近頃、コナラやミズナラ、クヌギやアラカシなどの、いわゆる「ドングリ」の実が付く太い広葉樹が枯れてしまう虫害が発生しています。
今のところ抜本的な対策が無い、「カシノナガキクイムシ」による虫害についてです。
カシノナガキクイムシの成虫は、体長3~4mm程の小さな虫です。
この虫が飛来して、特に大径木に穿孔して辺材部に穴を開けて食害し、樹木を枯らしてしまうのです。
上の写真は雌。この個体の胸部体表には6つの丸い点が見られます。
これが雌の特徴で、この丸い器官は「マイカンギア」と呼ばれる胞子貯蔵器官で、ここに樹木の木質部を腐らせる菌を持ち、樹木内部に腐朽菌を持ち込んで生育させ、樹木の腐朽部を食べるのです。

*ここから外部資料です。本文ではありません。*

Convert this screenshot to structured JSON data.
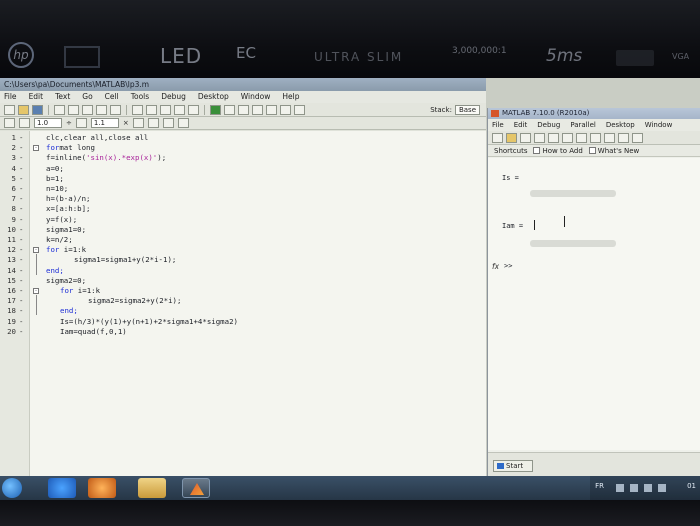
{
  "bezel": {
    "brand_hp": "hp",
    "brand_led": "LED",
    "brand_eco": "EC",
    "brand_ultra": "ULTRA SLIM",
    "brand_ratio": "3,000,000:1",
    "brand_ms": "5ms",
    "brand_vga": "VGA"
  },
  "editor": {
    "title": "C:\\Users\\pa\\Documents\\MATLAB\\lp3.m",
    "menu": [
      "File",
      "Edit",
      "Text",
      "Go",
      "Cell",
      "Tools",
      "Debug",
      "Desktop",
      "Window",
      "Help"
    ],
    "stack_label": "Stack:",
    "stack_value": "Base",
    "cell_value1": "1.0",
    "cell_value2": "1.1",
    "cell_divide": "÷",
    "cell_times": "×",
    "lines": [
      {
        "n": "1",
        "code": "clc,clear all,close all",
        "indent": 0
      },
      {
        "n": "2",
        "code": "format long",
        "indent": 0
      },
      {
        "n": "3",
        "code": "f=inline('sin(x).*exp(x)');",
        "indent": 0
      },
      {
        "n": "4",
        "code": "a=0;",
        "indent": 0
      },
      {
        "n": "5",
        "code": "b=1;",
        "indent": 0
      },
      {
        "n": "6",
        "code": "n=10;",
        "indent": 0
      },
      {
        "n": "7",
        "code": "h=(b-a)/n;",
        "indent": 0
      },
      {
        "n": "8",
        "code": "x=[a:h:b];",
        "indent": 0
      },
      {
        "n": "9",
        "code": "y=f(x);",
        "indent": 0
      },
      {
        "n": "10",
        "code": "sigma1=0;",
        "indent": 0
      },
      {
        "n": "11",
        "code": "k=n/2;",
        "indent": 0
      },
      {
        "n": "12",
        "code": "for i=1:k",
        "indent": 0
      },
      {
        "n": "13",
        "code": "sigma1=sigma1+y(2*i-1);",
        "indent": 2
      },
      {
        "n": "14",
        "code": "end;",
        "indent": 0
      },
      {
        "n": "15",
        "code": "sigma2=0;",
        "indent": 0
      },
      {
        "n": "16",
        "code": "for i=1:k",
        "indent": 1
      },
      {
        "n": "17",
        "code": "sigma2=sigma2+y(2*i);",
        "indent": 3
      },
      {
        "n": "18",
        "code": "end;",
        "indent": 1
      },
      {
        "n": "19",
        "code": "Is=(h/3)*(y(1)+y(n+1)+2*sigma1+4*sigma2)",
        "indent": 1
      },
      {
        "n": "20",
        "code": "Iam=quad(f,0,1)",
        "indent": 1
      }
    ]
  },
  "command": {
    "title": "MATLAB 7.10.0 (R2010a)",
    "menu": [
      "File",
      "Edit",
      "Debug",
      "Parallel",
      "Desktop",
      "Window"
    ],
    "shortcuts": "Shortcuts",
    "how_to_add": "How to Add",
    "whats_new": "What's New",
    "out_is": "Is =",
    "out_iam": "Iam =",
    "prompt": ">>",
    "fx": "fx",
    "start": "Start"
  },
  "taskbar": {
    "lang": "FR",
    "clock": "01"
  }
}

下の個体は薪割りをしたら出てきた、茶色掛かった個体。
おそらく当年に蛹からかえって日光に殆ど曝されていない個体でしょう。
胸部体表にマイカンギアが見当たらないこと、また胴部下端の形状から見て雄でしょう。
カシノナガキクイムシの穿孔害に遭うと、樹木の根元には「フラス」と呼ばれる、虫糞と切削粉の混ざった「おがくず」が堆積します。
これがカシノナガキクイムシの害に遭った外観的特徴です。
では木の内部を割って見てみましょう。
写真右が樹皮、左に向かって芯材部です。
穿孔害に遭っているのは、樹皮から下の比較的浅い辺材部に集中しています。
樹種によっては芯材部まで穿孔害に遭うものもありますが、殆どの場合は集中的に辺材部が食害に遭います。
そのため形成層など生育に重要な管路に障害を与え、枯れてしまうのです。
幼虫は水平な穴を年輪と同方向(円周状)に掘り進めて食害します。
垂直の穴を時折見つけることができますが、これが蛹室となる場所です。
下の写真中、幼虫を1匹見つけることができますね。
ちょっとグロですが...(^^ゞ
カシノナガキクイムシの幼虫です。
足や体毛はほとんど見当たりません。でももっと倍率の良いもので見れば見当るのかもしれませんね。
薪割りをすると体長5mm程の幼虫が、こぼれるように落ちてきます。
直径40cm程の高さ30cm程の丸太の中には、数万匹のカシノナガキクイムシが入っています。
今回、カシノナガキクイムシのことを非常に詳しくお調べになっている方から講義をいただきました。
一般には地上から3m程度までが穿孔害に遭うといわれていますが、地形や樹木によっては地上13mまで穿孔害に遭っているコナラも発見されたそうです。
小径木やウワミズザクラなどにも穿孔アタック痕が見られるそうですが、若木の場合は樹液の噴出が多く、カシノナガキクイムシの挑戦に遭っても樹液で防ぐことが多いそうです。
そのため枯損害は、活動が低調な「大径木」におおいのです。
またカシノナガキクイムシの害に遭う要素の一つには、その昔は薪木の切り出しで山の木の更新が行われていたため若木が多く害に遭いにくかったこと、そして近年は里山の木が放置され大径木化し、害に遭いやすくなったのではないかと。
今回は、岐阜県緑の博士(グリーンドクター)協議会のセミナーで講義や観察が催されました。